Pier Paolo Pasolini’s Teorema is an intricately constructed philosophical rumination about the consequences of encountering the uncomfortable truths behind the facades we wear in public. The threadbare plot is relatively simple – a young man is staying with a wealthy, bourgeois family and has a sexual encounter with each of them. When he leaves, the family is left to explore what they’ve learned about themselves. The bifurcated plot makes the film into a cinematic diptych, with the second half of the film serving as a mirror to the first in much the same way that the visitor in the film becomes a mirror for each member of the family. The narrative itself has a kind of fable-like quality, suggesting in the end that deep encounters with the holy or the divine can destroy our perceptions of ourselves – especially if we’ve been insulated by privilege and wealth and power. The precise geometric staging of certain creates an eeriness and tension as Pasolini juxtaposes this rigid formality with a loose, handheld camera to suggest the family’s unmooring from their own sense of self. Like many of Pasolini’s best films, Teorema is a film that rewards careful thought and contemplation. The ideas within are deeply challenging to our notions of faith, class, and even sexual identity. Even if you ultimately reject his premise, Pasolini has given us something here that worth wrestling with.

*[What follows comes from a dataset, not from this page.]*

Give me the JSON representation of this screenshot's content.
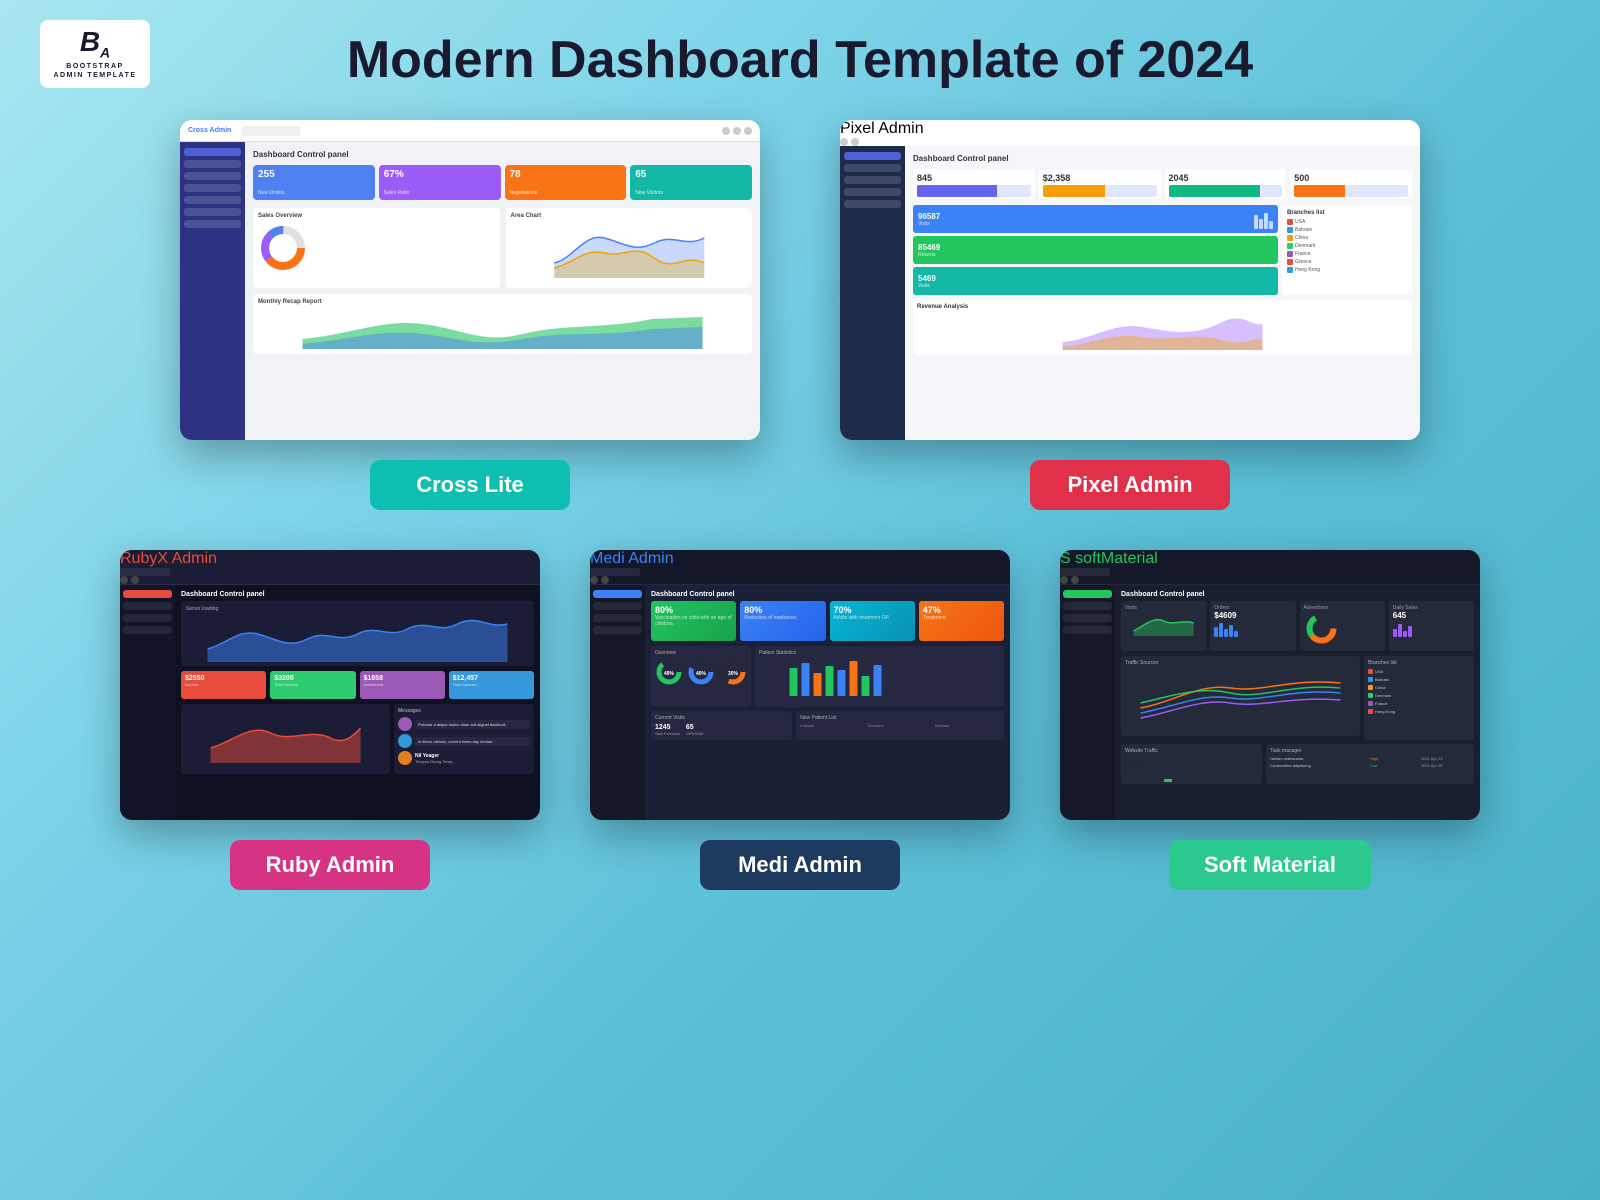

Cuties ‘Mignonnes’ (2020) | Directed by Maïmouna Doucouré

4.5/5
Maïmouna Doucouré’s Cuties (Mignonnes) is a powerful and emotionally moving film about Western society’s oversexualization of young girls that also manages to find genuine warmth and humor in the midst of this poignant tale of having the illusions of childhood fade away at much too early an age. That Doucouré manages to balance this all without ever letting the film become a dry, intellectual slog is something of a miracle. She has crafted such an incredibly honest and heartfelt narrative about what it is to be an eleven-year-old girl trapped between two very different worlds. Doucouré contrasts the restrictive and confining spaces in the apartment of her young protagonist’s family with the open and airy spaces she finds when she’s with her new friends. But then she tempers that visual freedom by creating a sense of danger and unease in these open spaces – whether through the use of abandoned train tracks running through the middle of a scene or a decrepit building that intrudes into the frame. Doucouré’s script captures all of the pain and humor and awkwardness of the pre-teen years, and then shows how much harder it is to navigate when you don’t have any parents to help you make sense of the hyper-sexualized images of women that you encounter everywhere. Trapped between a family with harsh and repressive gender expectations on one side and a society that is encouraging her oversexualization at such an early age, the film’s protagonist has to find a different path than the one her family or society have laid out for her. And Doucouré captures this in a denouement that is breathtaking and powerful.

Where to Watch

Blonde Crazy (1931) | Directed by Roy Del Ruth

4/5
Roy Del Ruth’s Blonde Crazy is a completely surprising and thoroughly delightful pre-Code comedy that is filled with unexpected narrative twists and turns that will satisfy even the most jaded of viewers. Joan Blondell and James Cagney are wonderful leads and have such an easy rapport with on another onscreen – both turn in incredibly natural, compelling performances. The cons that they pull off together are fun to watch, and Cagney’s character is given a really lovely arc. Like many films from the ’30s, it’s refreshing to see classic cinema challenge the sexism of the day with such ferocity. It was a surprise to see just how blatantly the film shows the way men attempted to take advantage of women whom they perceived to be of lower classes. The film’s frank and somewhat brutal exploration of class – especially the ways that the upper class could insulate themselves from the consequences of their actions – feels like shocking thing to see in such an early film. It’s a reminder that I need to watch more films from the early ’30s.